Okay, I am so pissed right now, so this may be incoherent.
There are 4 houses in a row that have children around the same age. The 4 houses are fenced in from the road but not from each other, so there is like one looong yard. In the first house is my husband's aunt and her 2 kids - B is 7, K is 6, and my daughter's close friend. Number 2 is us, with M who is 5, then a couple with 3 kids T who is 7, F who just turned 4, and a baby. Number 4 has a 5 year old girl, P. P, K, and M will all be starting school this year, and will be in the same class. So all the parents know each other, and now that the weather is warm, the kids all play together every day after school and have for weeks. Since the yards are not separated, they just run back and forth. M invited all the kids to her party and they came, K invited all the kids to her party and they came, and F invited all the kids... except M.

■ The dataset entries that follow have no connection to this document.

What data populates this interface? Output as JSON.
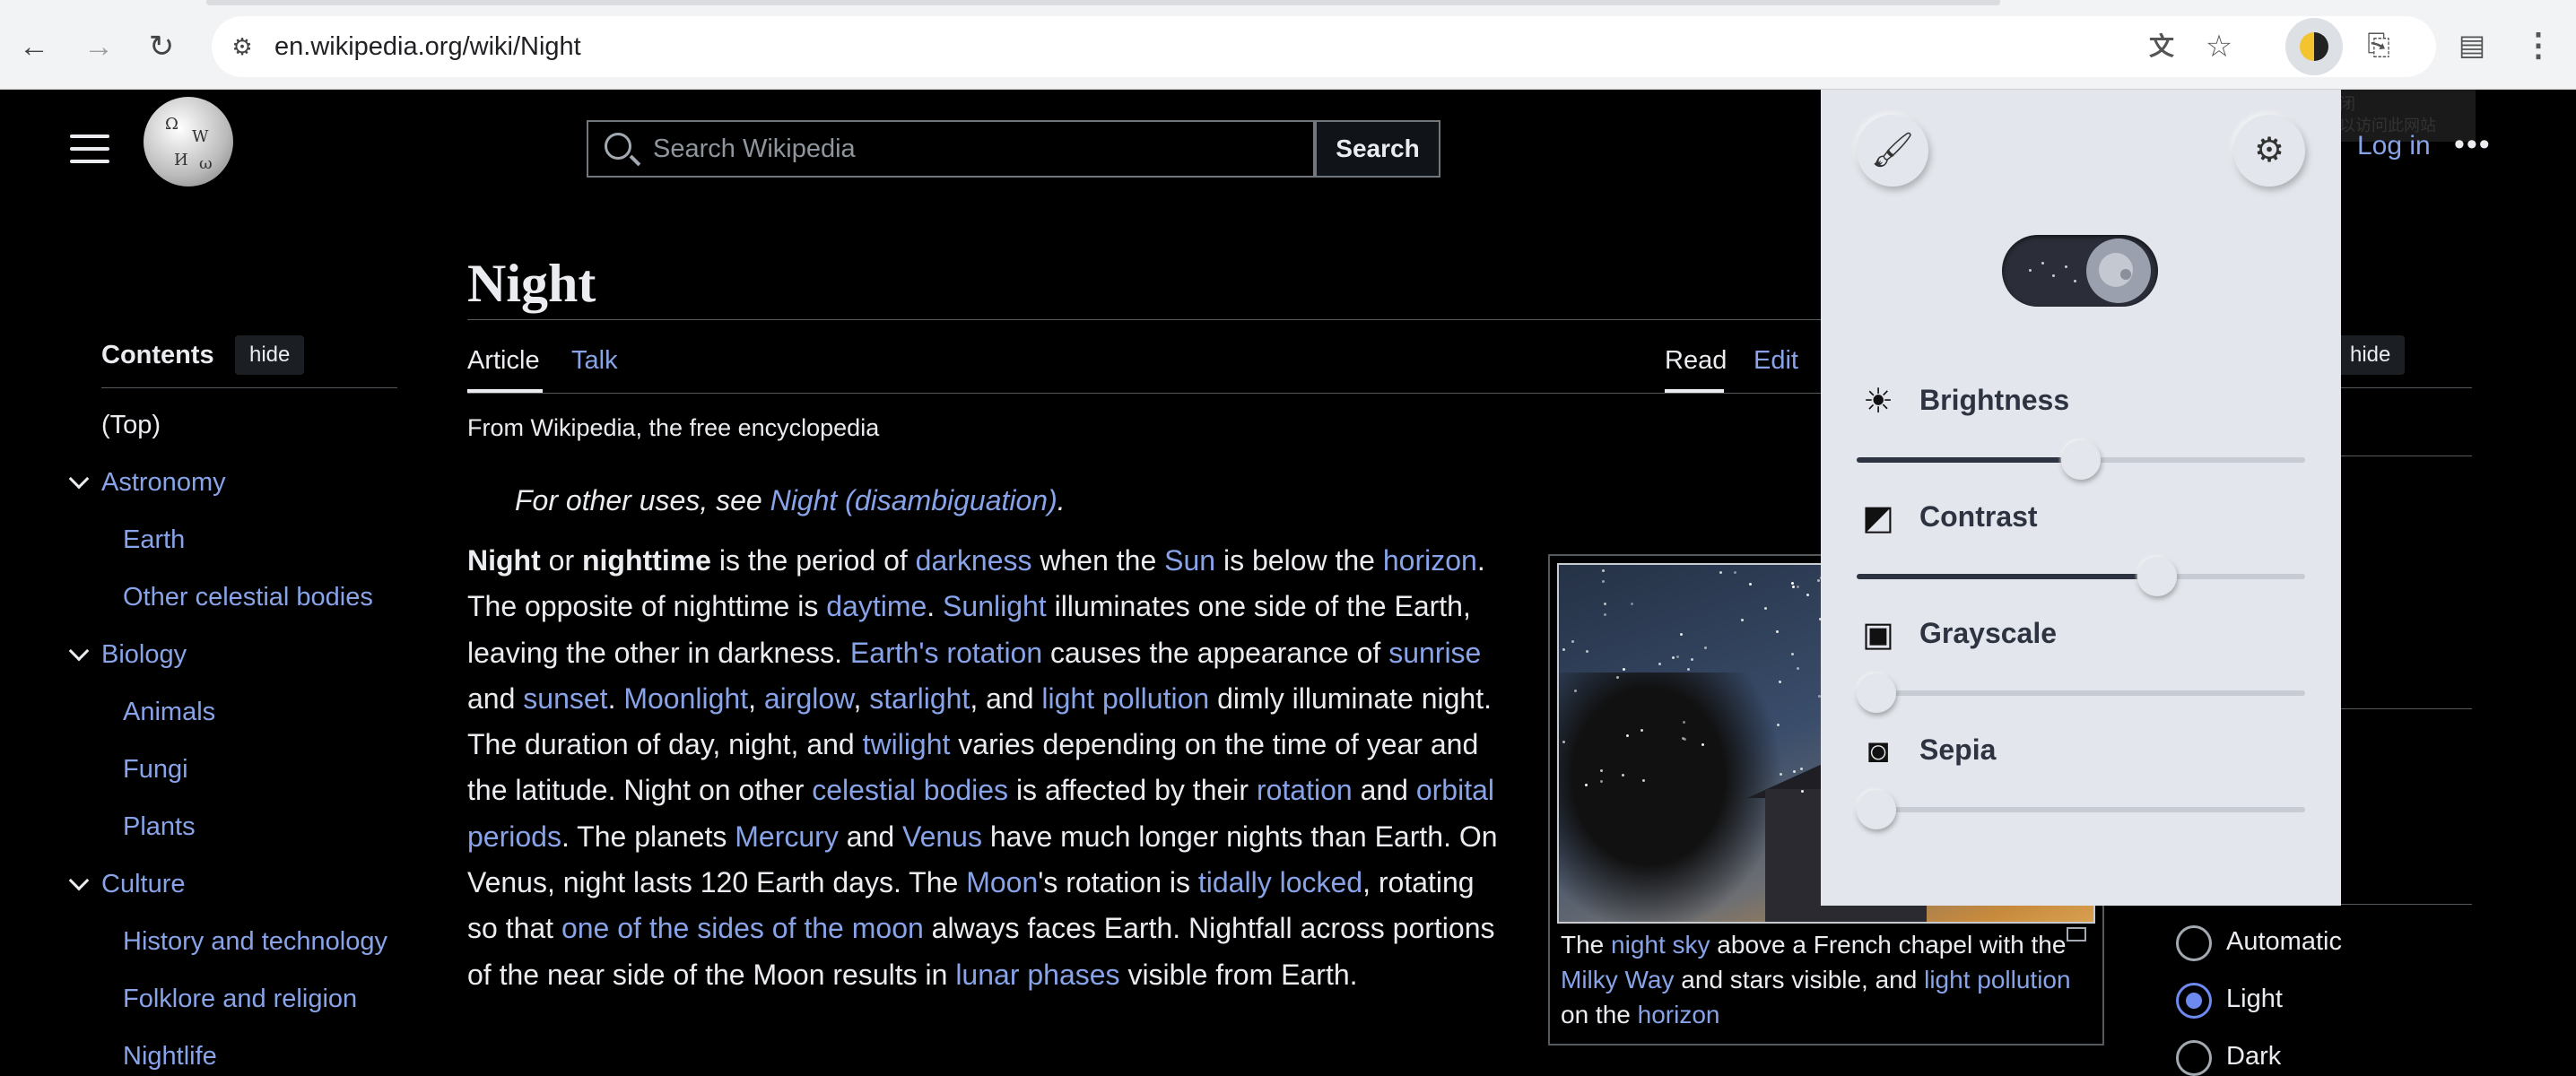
{
  "browser": {
    "url": "en.wikipedia.org/wiki/Night",
    "icons": [
      "back-icon",
      "forward-icon",
      "reload-icon",
      "site-info-icon",
      "translate-icon",
      "bookmark-star-icon",
      "dark-reader-icon",
      "extensions-icon",
      "tab-search-icon",
      "menu-icon"
    ]
  },
  "wiki_header": {
    "search_placeholder": "Search Wikipedia",
    "search_button": "Search",
    "login": "Log in",
    "more": "•••"
  },
  "tooltip": {
    "line1": "关闭",
    "line2": "可以访问此网站"
  },
  "toc": {
    "title": "Contents",
    "hide": "hide",
    "items": [
      {
        "label": "(Top)"
      },
      {
        "label": "Astronomy"
      },
      {
        "label": "Earth"
      },
      {
        "label": "Other celestial bodies"
      },
      {
        "label": "Biology"
      },
      {
        "label": "Animals"
      },
      {
        "label": "Fungi"
      },
      {
        "label": "Plants"
      },
      {
        "label": "Culture"
      },
      {
        "label": "History and technology"
      },
      {
        "label": "Folklore and religion"
      },
      {
        "label": "Nightlife"
      }
    ]
  },
  "article": {
    "title": "Night",
    "tabs": {
      "article": "Article",
      "talk": "Talk",
      "read": "Read",
      "edit": "Edit"
    },
    "from": "From Wikipedia, the free encyclopedia",
    "hatnote_prefix": "For other uses, see ",
    "hatnote_link": "Night (disambiguation)",
    "hatnote_suffix": ".",
    "body": [
      {
        "t": "Night",
        "b": true
      },
      {
        "t": " or "
      },
      {
        "t": "nighttime",
        "b": true
      },
      {
        "t": " is the period of "
      },
      {
        "t": "darkness",
        "l": true
      },
      {
        "t": " when the "
      },
      {
        "t": "Sun",
        "l": true
      },
      {
        "t": " is below the "
      },
      {
        "t": "horizon",
        "l": true
      },
      {
        "t": ". The opposite of nighttime is "
      },
      {
        "t": "daytime",
        "l": true
      },
      {
        "t": ". "
      },
      {
        "t": "Sunlight",
        "l": true
      },
      {
        "t": " illuminates one side of the Earth, leaving the other in darkness. "
      },
      {
        "t": "Earth's rotation",
        "l": true
      },
      {
        "t": " causes the appearance of "
      },
      {
        "t": "sunrise",
        "l": true
      },
      {
        "t": " and "
      },
      {
        "t": "sunset",
        "l": true
      },
      {
        "t": ". "
      },
      {
        "t": "Moonlight",
        "l": true
      },
      {
        "t": ", "
      },
      {
        "t": "airglow",
        "l": true
      },
      {
        "t": ", "
      },
      {
        "t": "starlight",
        "l": true
      },
      {
        "t": ", and "
      },
      {
        "t": "light pollution",
        "l": true
      },
      {
        "t": " dimly illuminate night. The duration of day, night, and "
      },
      {
        "t": "twilight",
        "l": true
      },
      {
        "t": " varies depending on the time of year and the latitude. Night on other "
      },
      {
        "t": "celestial bodies",
        "l": true
      },
      {
        "t": " is affected by their "
      },
      {
        "t": "rotation",
        "l": true
      },
      {
        "t": " and "
      },
      {
        "t": "orbital periods",
        "l": true
      },
      {
        "t": ". The planets "
      },
      {
        "t": "Mercury",
        "l": true
      },
      {
        "t": " and "
      },
      {
        "t": "Venus",
        "l": true
      },
      {
        "t": " have much longer nights than Earth. On Venus, night lasts 120 Earth days. The "
      },
      {
        "t": "Moon",
        "l": true
      },
      {
        "t": "'s rotation is "
      },
      {
        "t": "tidally locked",
        "l": true
      },
      {
        "t": ", rotating so that "
      },
      {
        "t": "one of the sides of the moon",
        "l": true
      },
      {
        "t": " always faces Earth. Nightfall across portions of the near side of the Moon results in "
      },
      {
        "t": "lunar phases",
        "l": true
      },
      {
        "t": " visible from Earth."
      }
    ],
    "caption": [
      {
        "t": "The "
      },
      {
        "t": "night sky",
        "l": true
      },
      {
        "t": " above a French chapel with the "
      },
      {
        "t": "Milky Way",
        "l": true
      },
      {
        "t": " and stars visible, and "
      },
      {
        "t": "light pollution",
        "l": true
      },
      {
        "t": " on the "
      },
      {
        "t": "horizon",
        "l": true
      }
    ]
  },
  "right_panel": {
    "hide": "hide",
    "options": [
      {
        "label": "Automatic",
        "selected": false
      },
      {
        "label": "Light",
        "selected": true
      },
      {
        "label": "Dark",
        "selected": false
      }
    ]
  },
  "dark_reader": {
    "mode_on": true,
    "sliders": [
      {
        "label": "Brightness",
        "icon": "sun-icon",
        "value": 0.5
      },
      {
        "label": "Contrast",
        "icon": "contrast-icon",
        "value": 0.67
      },
      {
        "label": "Grayscale",
        "icon": "grayscale-icon",
        "value": 0.0
      },
      {
        "label": "Sepia",
        "icon": "sepia-icon",
        "value": 0.0
      }
    ]
  },
  "colors": {
    "link": "#88a3e8",
    "accent": "#6d8af0",
    "popup_bg": "#e3e6ec"
  }
}
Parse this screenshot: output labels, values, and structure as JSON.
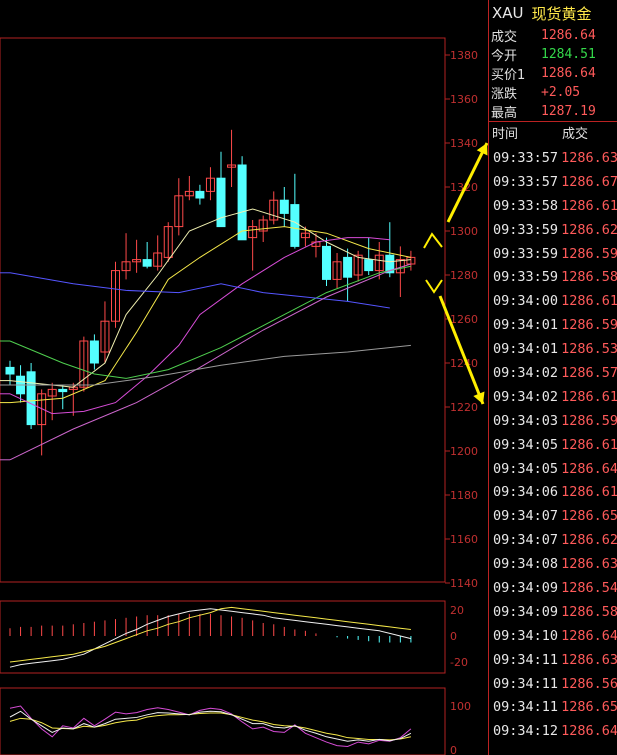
{
  "chart_data": {
    "type": "candlestick",
    "symbol_panel": {
      "symbol": "XAU",
      "name": "现货黄金"
    },
    "price_axis": {
      "ticks": [
        1140,
        1160,
        1180,
        1200,
        1220,
        1240,
        1260,
        1280,
        1300,
        1320,
        1340,
        1360,
        1380
      ],
      "ylim": [
        1140,
        1388
      ]
    },
    "candles": [
      {
        "o": 1238,
        "h": 1241,
        "l": 1230,
        "c": 1235
      },
      {
        "o": 1234,
        "h": 1239,
        "l": 1222,
        "c": 1226
      },
      {
        "o": 1236,
        "h": 1240,
        "l": 1210,
        "c": 1212
      },
      {
        "o": 1212,
        "h": 1228,
        "l": 1198,
        "c": 1226
      },
      {
        "o": 1225,
        "h": 1231,
        "l": 1214,
        "c": 1228
      },
      {
        "o": 1228,
        "h": 1230,
        "l": 1219,
        "c": 1227
      },
      {
        "o": 1228,
        "h": 1231,
        "l": 1216,
        "c": 1229
      },
      {
        "o": 1229,
        "h": 1252,
        "l": 1227,
        "c": 1250
      },
      {
        "o": 1250,
        "h": 1253,
        "l": 1237,
        "c": 1240
      },
      {
        "o": 1245,
        "h": 1268,
        "l": 1240,
        "c": 1259
      },
      {
        "o": 1259,
        "h": 1286,
        "l": 1256,
        "c": 1282
      },
      {
        "o": 1282,
        "h": 1299,
        "l": 1278,
        "c": 1286
      },
      {
        "o": 1286,
        "h": 1296,
        "l": 1281,
        "c": 1287
      },
      {
        "o": 1287,
        "h": 1295,
        "l": 1283,
        "c": 1284
      },
      {
        "o": 1284,
        "h": 1298,
        "l": 1282,
        "c": 1290
      },
      {
        "o": 1288,
        "h": 1304,
        "l": 1286,
        "c": 1302
      },
      {
        "o": 1302,
        "h": 1324,
        "l": 1298,
        "c": 1316
      },
      {
        "o": 1316,
        "h": 1325,
        "l": 1314,
        "c": 1318
      },
      {
        "o": 1318,
        "h": 1321,
        "l": 1312,
        "c": 1315
      },
      {
        "o": 1318,
        "h": 1329,
        "l": 1314,
        "c": 1324
      },
      {
        "o": 1324,
        "h": 1336,
        "l": 1302,
        "c": 1302
      },
      {
        "o": 1329,
        "h": 1346,
        "l": 1320,
        "c": 1330
      },
      {
        "o": 1330,
        "h": 1334,
        "l": 1296,
        "c": 1296
      },
      {
        "o": 1297,
        "h": 1305,
        "l": 1282,
        "c": 1302
      },
      {
        "o": 1300,
        "h": 1307,
        "l": 1295,
        "c": 1305
      },
      {
        "o": 1305,
        "h": 1318,
        "l": 1303,
        "c": 1314
      },
      {
        "o": 1314,
        "h": 1320,
        "l": 1302,
        "c": 1308
      },
      {
        "o": 1312,
        "h": 1326,
        "l": 1292,
        "c": 1293
      },
      {
        "o": 1297,
        "h": 1302,
        "l": 1293,
        "c": 1299
      },
      {
        "o": 1293,
        "h": 1299,
        "l": 1288,
        "c": 1295
      },
      {
        "o": 1293,
        "h": 1297,
        "l": 1275,
        "c": 1278
      },
      {
        "o": 1278,
        "h": 1290,
        "l": 1274,
        "c": 1286
      },
      {
        "o": 1288,
        "h": 1292,
        "l": 1268,
        "c": 1279
      },
      {
        "o": 1280,
        "h": 1291,
        "l": 1277,
        "c": 1289
      },
      {
        "o": 1287,
        "h": 1297,
        "l": 1280,
        "c": 1282
      },
      {
        "o": 1282,
        "h": 1295,
        "l": 1278,
        "c": 1289
      },
      {
        "o": 1289,
        "h": 1304,
        "l": 1279,
        "c": 1281
      },
      {
        "o": 1281,
        "h": 1293,
        "l": 1270,
        "c": 1287
      },
      {
        "o": 1285,
        "h": 1291,
        "l": 1282,
        "c": 1288
      }
    ],
    "moving_averages": [
      {
        "color": "#f0f0b0",
        "values": [
          [
            0,
            1232
          ],
          [
            6,
            1229
          ],
          [
            9,
            1240
          ],
          [
            11,
            1262
          ],
          [
            14,
            1280
          ],
          [
            17,
            1300
          ],
          [
            20,
            1306
          ],
          [
            23,
            1310
          ],
          [
            27,
            1304
          ],
          [
            30,
            1295
          ],
          [
            33,
            1288
          ],
          [
            36,
            1286
          ],
          [
            38,
            1287
          ]
        ]
      },
      {
        "color": "#f5e84a",
        "values": [
          [
            0,
            1222
          ],
          [
            5,
            1224
          ],
          [
            9,
            1232
          ],
          [
            12,
            1254
          ],
          [
            15,
            1278
          ],
          [
            18,
            1288
          ],
          [
            22,
            1300
          ],
          [
            26,
            1302
          ],
          [
            30,
            1299
          ],
          [
            34,
            1292
          ],
          [
            38,
            1288
          ]
        ]
      },
      {
        "color": "#d64cd6",
        "values": [
          [
            0,
            1226
          ],
          [
            4,
            1217
          ],
          [
            7,
            1218
          ],
          [
            10,
            1222
          ],
          [
            13,
            1234
          ],
          [
            16,
            1248
          ],
          [
            18,
            1262
          ],
          [
            22,
            1276
          ],
          [
            26,
            1288
          ],
          [
            29,
            1295
          ],
          [
            32,
            1297
          ],
          [
            34,
            1297
          ],
          [
            36,
            1296
          ]
        ]
      },
      {
        "color": "#4fcf4f",
        "values": [
          [
            0,
            1250
          ],
          [
            5,
            1240
          ],
          [
            8,
            1235
          ],
          [
            11,
            1233
          ],
          [
            15,
            1237
          ],
          [
            20,
            1247
          ],
          [
            26,
            1262
          ],
          [
            30,
            1272
          ],
          [
            35,
            1281
          ],
          [
            38,
            1284
          ]
        ]
      },
      {
        "color": "#5555ff",
        "values": [
          [
            0,
            1281
          ],
          [
            6,
            1276
          ],
          [
            11,
            1273
          ],
          [
            16,
            1272
          ],
          [
            20,
            1276
          ],
          [
            24,
            1272
          ],
          [
            28,
            1270
          ],
          [
            32,
            1268
          ],
          [
            36,
            1265
          ]
        ]
      },
      {
        "color": "#cc66cc",
        "values": [
          [
            0,
            1196
          ],
          [
            6,
            1210
          ],
          [
            12,
            1222
          ],
          [
            18,
            1238
          ],
          [
            24,
            1255
          ],
          [
            30,
            1270
          ],
          [
            36,
            1282
          ],
          [
            38,
            1285
          ]
        ]
      },
      {
        "color": "#9a9a9a",
        "values": [
          [
            8,
            1230
          ],
          [
            14,
            1234
          ],
          [
            20,
            1239
          ],
          [
            26,
            1243
          ],
          [
            32,
            1245
          ],
          [
            38,
            1248
          ]
        ]
      }
    ],
    "macd": {
      "ticks": [
        20,
        0,
        -20
      ],
      "ylim": [
        -30,
        28
      ],
      "histogram": [
        6,
        7,
        7,
        8,
        8,
        8,
        9,
        10,
        11,
        12,
        13,
        14,
        15,
        16,
        16,
        16,
        17,
        17,
        17,
        17,
        16,
        15,
        14,
        12,
        10,
        9,
        7,
        5,
        4,
        2,
        0,
        -1,
        -2,
        -3,
        -4,
        -5,
        -5,
        -5,
        -5
      ],
      "dif": [
        -24,
        -22,
        -21,
        -20,
        -19,
        -18,
        -16,
        -14,
        -10,
        -6,
        -2,
        2,
        5,
        9,
        12,
        15,
        17,
        19,
        20,
        21,
        20,
        19,
        18,
        17,
        16,
        14,
        13,
        12,
        11,
        10,
        9,
        8,
        7,
        6,
        5,
        4,
        2,
        0,
        -2
      ],
      "dea": [
        -20,
        -19,
        -18,
        -17,
        -16,
        -15,
        -14,
        -12,
        -10,
        -8,
        -5,
        -2,
        1,
        4,
        6,
        9,
        11,
        14,
        16,
        18,
        21,
        22,
        21,
        20,
        19,
        18,
        17,
        16,
        15,
        14,
        13,
        12,
        11,
        10,
        9,
        8,
        7,
        6,
        5
      ]
    },
    "kdj": {
      "ticks": [
        100,
        0
      ],
      "ylim": [
        -10,
        120
      ],
      "k": [
        75,
        88,
        70,
        55,
        40,
        50,
        48,
        60,
        52,
        60,
        70,
        72,
        74,
        80,
        85,
        84,
        82,
        80,
        86,
        88,
        87,
        80,
        70,
        60,
        60,
        52,
        50,
        55,
        45,
        38,
        30,
        25,
        20,
        23,
        20,
        24,
        21,
        26,
        38
      ],
      "d": [
        65,
        72,
        70,
        62,
        50,
        49,
        48,
        54,
        52,
        56,
        62,
        66,
        68,
        75,
        78,
        80,
        80,
        81,
        83,
        84,
        84,
        80,
        74,
        68,
        64,
        58,
        55,
        54,
        50,
        44,
        38,
        34,
        28,
        26,
        24,
        24,
        23,
        25,
        30
      ],
      "j": [
        95,
        100,
        72,
        48,
        30,
        55,
        50,
        72,
        55,
        70,
        86,
        82,
        85,
        92,
        96,
        92,
        86,
        80,
        90,
        95,
        92,
        82,
        64,
        48,
        52,
        42,
        40,
        57,
        38,
        28,
        18,
        10,
        8,
        18,
        14,
        22,
        20,
        28,
        48
      ]
    },
    "arrows_color": "#ffee00"
  },
  "quote": {
    "symbol": "XAU",
    "name": "现货黄金",
    "rows": [
      {
        "label": "成交",
        "value": "1286.64",
        "color": "red"
      },
      {
        "label": "今开",
        "value": "1284.51",
        "color": "green"
      },
      {
        "label": "买价1",
        "value": "1286.64",
        "color": "red"
      },
      {
        "label": "涨跌",
        "value": "+2.05",
        "color": "red"
      },
      {
        "label": "最高",
        "value": "1287.19",
        "color": "red"
      }
    ]
  },
  "ticks_table": {
    "headers": [
      "时间",
      "成交"
    ],
    "rows": [
      [
        "09:33:57",
        "1286.63"
      ],
      [
        "09:33:57",
        "1286.67"
      ],
      [
        "09:33:58",
        "1286.61"
      ],
      [
        "09:33:59",
        "1286.62"
      ],
      [
        "09:33:59",
        "1286.59"
      ],
      [
        "09:33:59",
        "1286.58"
      ],
      [
        "09:34:00",
        "1286.61"
      ],
      [
        "09:34:01",
        "1286.59"
      ],
      [
        "09:34:01",
        "1286.53"
      ],
      [
        "09:34:02",
        "1286.57"
      ],
      [
        "09:34:02",
        "1286.61"
      ],
      [
        "09:34:03",
        "1286.59"
      ],
      [
        "09:34:05",
        "1286.61"
      ],
      [
        "09:34:05",
        "1286.64"
      ],
      [
        "09:34:06",
        "1286.61"
      ],
      [
        "09:34:07",
        "1286.65"
      ],
      [
        "09:34:07",
        "1286.62"
      ],
      [
        "09:34:08",
        "1286.63"
      ],
      [
        "09:34:09",
        "1286.54"
      ],
      [
        "09:34:09",
        "1286.58"
      ],
      [
        "09:34:10",
        "1286.64"
      ],
      [
        "09:34:11",
        "1286.63"
      ],
      [
        "09:34:11",
        "1286.56"
      ],
      [
        "09:34:11",
        "1286.65"
      ],
      [
        "09:34:12",
        "1286.64"
      ]
    ]
  }
}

More clearly, our next door neighbors invited every kid in the neighborhood to F's birthday, except my daughter. This party was held outside in the open yard.
So as I bring M home from school, I have to frantically try and distract her so that she doesn't notice the big party and keep her inside. I couldn't explain why she had to stay inside because I didn't want to tell her that there was a big party going on, but she wasn't invited. I have NO clue why.
It's not really that she wasn't invited to the party, it's that the big party was held next door in the yard, and her best friend was invited. Our options were to either keep her inside, or to have her go outside and watch the party from our yard.
The more I think about it, the more pissed off I get. I feel like you don't invite all the kids but one! Especially when it's RIGHT NEXT DOOR OUTSIDE.
If the party was somewhere else, I wouldn't be upset.
If they told us why she wasn't invited, I wouldn't be upset.
And it seems like my husband's aunt knew that M wasn't invited. I am just so... furious no one thought to tell us. If there is some sort of problem going on, I want to know about it! I would like to have the option of being able to take her out somewhere or try and fix what was going on. I'm pissed off and hurt and just aching for M. I cannot imagine what is going on - she's never had problems with other kids before. She is so social. Her teachers have nothing but positive things to say about her.
I know that as they get older, there are going to be fights and squabbles and not nice things going on - I mean, they're kids and sometimes kids can be mean. But it seems like the parents are totally cool with this?!
When M had her birthday, she wanted to exclude some kids from her class. We told her that it was the whole class or no one from the class, because that was not cool.
It's just ARGH.
I mean, I start to calm down, and then I get all pissed off again. My husband thinks I'm overreacting. He was like "Oh well, I think it was stupid and cruel, but what can you do?" It just sucks because these are going to be our next door neighbors forever and I just feel so strongly that this was not okay to do, that they should have either invited everyone, or told us ahead of time exactly why she wasn't being invited so we wouldn't have to make her stay inside and lie about why, you know? I kind of feel like this was... passive aggressive.